Ich bin kürzlich 60 Jahre alt geworden. Ich habe eine Tochter…
Sie ist mein einziges Kind. Ich liebe sie sehr, ich bete sie an. Von dem Moment an, als sie geboren wurde, wurde sie der Sinn meines Lebens. Vor drei Jahren hat sie geheiratet und mir eine Enkelin geschenkt. Als ich erfuhr, dass ich Großmutter werden würde, war ich überglücklich, meine Freude war überwältigend. Ich war bereit, mich Tag und Nacht um meine Enkelin zu kümmern, und ich habe meiner Tochter in jeder Hinsicht geholfen, denn sie war jung und hatte keine Erfahrung.
Ich kümmerte mich von morgens bis abends um das Baby. Meine Tochter hatte die Möglichkeit zu schlafen und sich auszuruhen.
Doch eines Tages sagte mein Schwiegersohn, dass jemand anderes in sein Leben getreten sei und er gehen werde. Er verließ seine Frau und seine Tochter seiner Freundin zuliebe. Sie musste zur Arbeit gehen. Der Mann zahlte spärliche Alimente. Meine Tochter hatte eine schwere Zeit. Zuerst litt sie sehr, aber dann vergaß sie diese traurige Geschichte. Da meine Tochter von morgens bis abends, manchmal sogar bis spät in die Nacht, arbeitet, liegt die Kinderbetreuung, die gesamte Betreuung und Verantwortung für das Baby ganz bei mir.

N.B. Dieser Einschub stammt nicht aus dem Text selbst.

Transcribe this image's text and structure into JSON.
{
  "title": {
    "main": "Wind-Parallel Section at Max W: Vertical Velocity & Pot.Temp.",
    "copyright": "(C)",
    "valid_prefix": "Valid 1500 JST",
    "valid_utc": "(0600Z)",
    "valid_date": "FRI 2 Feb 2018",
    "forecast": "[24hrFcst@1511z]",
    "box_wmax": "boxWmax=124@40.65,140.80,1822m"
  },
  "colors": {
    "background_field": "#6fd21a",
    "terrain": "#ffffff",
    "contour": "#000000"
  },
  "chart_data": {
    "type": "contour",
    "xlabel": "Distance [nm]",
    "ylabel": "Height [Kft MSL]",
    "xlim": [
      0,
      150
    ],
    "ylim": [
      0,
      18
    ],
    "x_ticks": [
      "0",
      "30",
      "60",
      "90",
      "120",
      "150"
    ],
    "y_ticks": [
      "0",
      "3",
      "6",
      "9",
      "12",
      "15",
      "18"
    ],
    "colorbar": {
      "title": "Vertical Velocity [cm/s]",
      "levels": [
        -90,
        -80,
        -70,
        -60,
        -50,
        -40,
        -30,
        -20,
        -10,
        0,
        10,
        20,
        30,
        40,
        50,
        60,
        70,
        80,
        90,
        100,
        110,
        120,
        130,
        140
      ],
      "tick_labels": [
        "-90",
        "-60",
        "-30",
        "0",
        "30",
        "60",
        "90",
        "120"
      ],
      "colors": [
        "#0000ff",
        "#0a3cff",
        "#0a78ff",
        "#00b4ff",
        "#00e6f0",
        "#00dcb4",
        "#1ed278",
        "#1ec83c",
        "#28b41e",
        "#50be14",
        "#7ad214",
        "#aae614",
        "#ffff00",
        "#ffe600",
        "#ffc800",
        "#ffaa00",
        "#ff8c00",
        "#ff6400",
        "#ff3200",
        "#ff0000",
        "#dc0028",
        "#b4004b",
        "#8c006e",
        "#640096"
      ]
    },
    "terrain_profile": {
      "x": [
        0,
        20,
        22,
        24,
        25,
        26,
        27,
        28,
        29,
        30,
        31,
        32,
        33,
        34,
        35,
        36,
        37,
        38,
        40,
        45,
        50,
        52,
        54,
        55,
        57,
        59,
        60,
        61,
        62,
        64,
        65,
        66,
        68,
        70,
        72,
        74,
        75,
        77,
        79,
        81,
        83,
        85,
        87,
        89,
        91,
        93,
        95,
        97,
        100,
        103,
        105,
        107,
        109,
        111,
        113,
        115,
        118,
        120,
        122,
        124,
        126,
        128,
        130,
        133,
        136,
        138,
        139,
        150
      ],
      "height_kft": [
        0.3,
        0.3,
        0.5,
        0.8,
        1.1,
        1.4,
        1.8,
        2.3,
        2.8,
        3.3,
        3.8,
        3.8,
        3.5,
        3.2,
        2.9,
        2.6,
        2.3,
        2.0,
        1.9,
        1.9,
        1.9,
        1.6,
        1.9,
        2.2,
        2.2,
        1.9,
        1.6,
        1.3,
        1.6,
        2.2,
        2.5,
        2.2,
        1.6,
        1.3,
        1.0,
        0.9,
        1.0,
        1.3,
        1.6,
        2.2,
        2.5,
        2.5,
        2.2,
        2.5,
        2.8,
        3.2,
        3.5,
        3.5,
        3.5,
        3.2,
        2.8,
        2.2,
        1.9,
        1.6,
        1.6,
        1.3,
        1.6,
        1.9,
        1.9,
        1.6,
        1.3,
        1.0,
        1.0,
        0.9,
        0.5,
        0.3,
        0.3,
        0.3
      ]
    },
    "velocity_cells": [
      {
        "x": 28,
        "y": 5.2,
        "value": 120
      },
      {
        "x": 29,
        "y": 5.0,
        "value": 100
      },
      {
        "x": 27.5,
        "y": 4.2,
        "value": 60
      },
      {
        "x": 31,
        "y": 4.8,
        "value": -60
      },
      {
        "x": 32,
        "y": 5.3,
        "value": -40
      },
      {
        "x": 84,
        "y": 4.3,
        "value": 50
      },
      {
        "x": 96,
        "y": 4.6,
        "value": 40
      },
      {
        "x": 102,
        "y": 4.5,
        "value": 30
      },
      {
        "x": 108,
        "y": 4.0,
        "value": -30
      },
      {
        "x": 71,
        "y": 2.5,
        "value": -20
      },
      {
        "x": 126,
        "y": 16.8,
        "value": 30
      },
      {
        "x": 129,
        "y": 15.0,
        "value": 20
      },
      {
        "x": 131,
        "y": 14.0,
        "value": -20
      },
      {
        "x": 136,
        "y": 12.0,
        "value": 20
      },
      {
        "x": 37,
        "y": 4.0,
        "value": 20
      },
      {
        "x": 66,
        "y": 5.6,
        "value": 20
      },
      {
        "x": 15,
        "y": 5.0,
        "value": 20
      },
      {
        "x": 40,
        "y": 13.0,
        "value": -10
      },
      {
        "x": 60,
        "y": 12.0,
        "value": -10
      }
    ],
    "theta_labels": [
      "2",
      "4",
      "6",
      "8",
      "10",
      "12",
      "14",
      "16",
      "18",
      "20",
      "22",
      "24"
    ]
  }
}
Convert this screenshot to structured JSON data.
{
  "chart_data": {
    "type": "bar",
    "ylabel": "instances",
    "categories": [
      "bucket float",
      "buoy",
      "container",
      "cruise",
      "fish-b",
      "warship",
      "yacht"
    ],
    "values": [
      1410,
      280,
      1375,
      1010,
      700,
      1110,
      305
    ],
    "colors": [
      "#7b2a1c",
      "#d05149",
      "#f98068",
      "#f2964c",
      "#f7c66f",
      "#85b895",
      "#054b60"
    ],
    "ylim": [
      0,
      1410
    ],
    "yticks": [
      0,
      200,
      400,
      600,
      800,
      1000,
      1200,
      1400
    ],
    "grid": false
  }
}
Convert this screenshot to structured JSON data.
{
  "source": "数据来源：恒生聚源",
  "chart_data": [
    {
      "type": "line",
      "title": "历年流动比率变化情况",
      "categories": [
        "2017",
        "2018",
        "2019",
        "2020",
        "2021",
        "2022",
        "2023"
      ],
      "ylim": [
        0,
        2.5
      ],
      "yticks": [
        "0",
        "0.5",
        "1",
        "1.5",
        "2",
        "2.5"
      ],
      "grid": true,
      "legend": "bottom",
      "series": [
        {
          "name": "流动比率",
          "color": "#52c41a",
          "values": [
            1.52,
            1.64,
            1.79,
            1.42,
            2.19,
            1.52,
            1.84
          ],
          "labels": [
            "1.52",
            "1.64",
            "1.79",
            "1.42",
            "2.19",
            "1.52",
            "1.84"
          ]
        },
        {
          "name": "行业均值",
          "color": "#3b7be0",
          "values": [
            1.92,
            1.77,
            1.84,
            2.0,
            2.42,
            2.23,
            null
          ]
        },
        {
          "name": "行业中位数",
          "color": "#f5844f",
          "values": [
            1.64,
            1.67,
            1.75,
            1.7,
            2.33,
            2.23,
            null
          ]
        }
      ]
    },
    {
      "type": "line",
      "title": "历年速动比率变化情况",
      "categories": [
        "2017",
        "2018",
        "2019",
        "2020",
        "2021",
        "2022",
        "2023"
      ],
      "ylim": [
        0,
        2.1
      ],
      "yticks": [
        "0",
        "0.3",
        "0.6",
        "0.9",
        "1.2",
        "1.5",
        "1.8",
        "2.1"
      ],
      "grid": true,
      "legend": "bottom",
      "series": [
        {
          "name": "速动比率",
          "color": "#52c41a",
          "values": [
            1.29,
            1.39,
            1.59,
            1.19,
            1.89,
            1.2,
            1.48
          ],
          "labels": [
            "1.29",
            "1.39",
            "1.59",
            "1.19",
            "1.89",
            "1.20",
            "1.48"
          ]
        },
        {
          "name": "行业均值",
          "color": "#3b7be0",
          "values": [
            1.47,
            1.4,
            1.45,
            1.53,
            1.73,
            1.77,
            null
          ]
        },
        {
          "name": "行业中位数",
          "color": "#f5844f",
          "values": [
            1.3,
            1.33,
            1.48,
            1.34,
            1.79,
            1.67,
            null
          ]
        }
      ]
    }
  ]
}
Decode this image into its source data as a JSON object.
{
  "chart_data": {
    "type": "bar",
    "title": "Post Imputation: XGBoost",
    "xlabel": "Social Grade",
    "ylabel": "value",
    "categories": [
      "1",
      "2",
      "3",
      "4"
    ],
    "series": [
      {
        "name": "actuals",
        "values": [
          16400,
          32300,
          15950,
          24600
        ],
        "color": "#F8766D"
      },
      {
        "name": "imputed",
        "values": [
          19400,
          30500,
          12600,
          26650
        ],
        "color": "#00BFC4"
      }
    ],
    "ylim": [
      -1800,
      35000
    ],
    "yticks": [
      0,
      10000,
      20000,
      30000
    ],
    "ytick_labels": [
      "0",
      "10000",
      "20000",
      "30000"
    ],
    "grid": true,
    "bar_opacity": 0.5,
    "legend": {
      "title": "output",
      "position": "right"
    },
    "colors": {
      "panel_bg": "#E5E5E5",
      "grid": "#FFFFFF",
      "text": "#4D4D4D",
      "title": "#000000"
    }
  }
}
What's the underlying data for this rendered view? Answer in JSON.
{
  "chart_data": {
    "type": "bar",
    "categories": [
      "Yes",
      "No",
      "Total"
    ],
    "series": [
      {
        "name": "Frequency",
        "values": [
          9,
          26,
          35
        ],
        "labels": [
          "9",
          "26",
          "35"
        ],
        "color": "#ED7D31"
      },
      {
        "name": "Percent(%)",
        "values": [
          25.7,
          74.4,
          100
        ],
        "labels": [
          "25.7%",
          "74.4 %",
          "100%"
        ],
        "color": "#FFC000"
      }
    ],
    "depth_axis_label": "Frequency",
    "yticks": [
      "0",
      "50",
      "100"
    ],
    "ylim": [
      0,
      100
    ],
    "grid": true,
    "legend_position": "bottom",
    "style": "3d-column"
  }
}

Meine Tochter will kein Kindermädchen einstellen, sie sagt, sie könne ihr Kind nicht einem Fremden anvertrauen. Aber in meinem Alter ist es schwer, sich um ein Kind zu kümmern. Ich bin sehr müde. Meine Enkelin lebt bei mir und sieht ihre Mutter kaum. Sie vermisst ihre Mutter. Ich brauche Seelenfrieden. Ich kann nicht in Worte fassen, wie erschöpft ich bin. Aber in diesem Alter sind selbst die einfachsten Dinge schwer zu erledigen. Hinzu kommt, dass das Kind launisch ist und viel weint. Ich bin es leid, mir das den ganzen Tag lang anzuhören. Ich verlor die Geduld und brachte meine Enkelin zu ihrer Mutter. Natürlich war meine Tochter unglücklich, verletzt und beschloss, mich zu bestrafen. Sie sprach nicht mehr mit mir.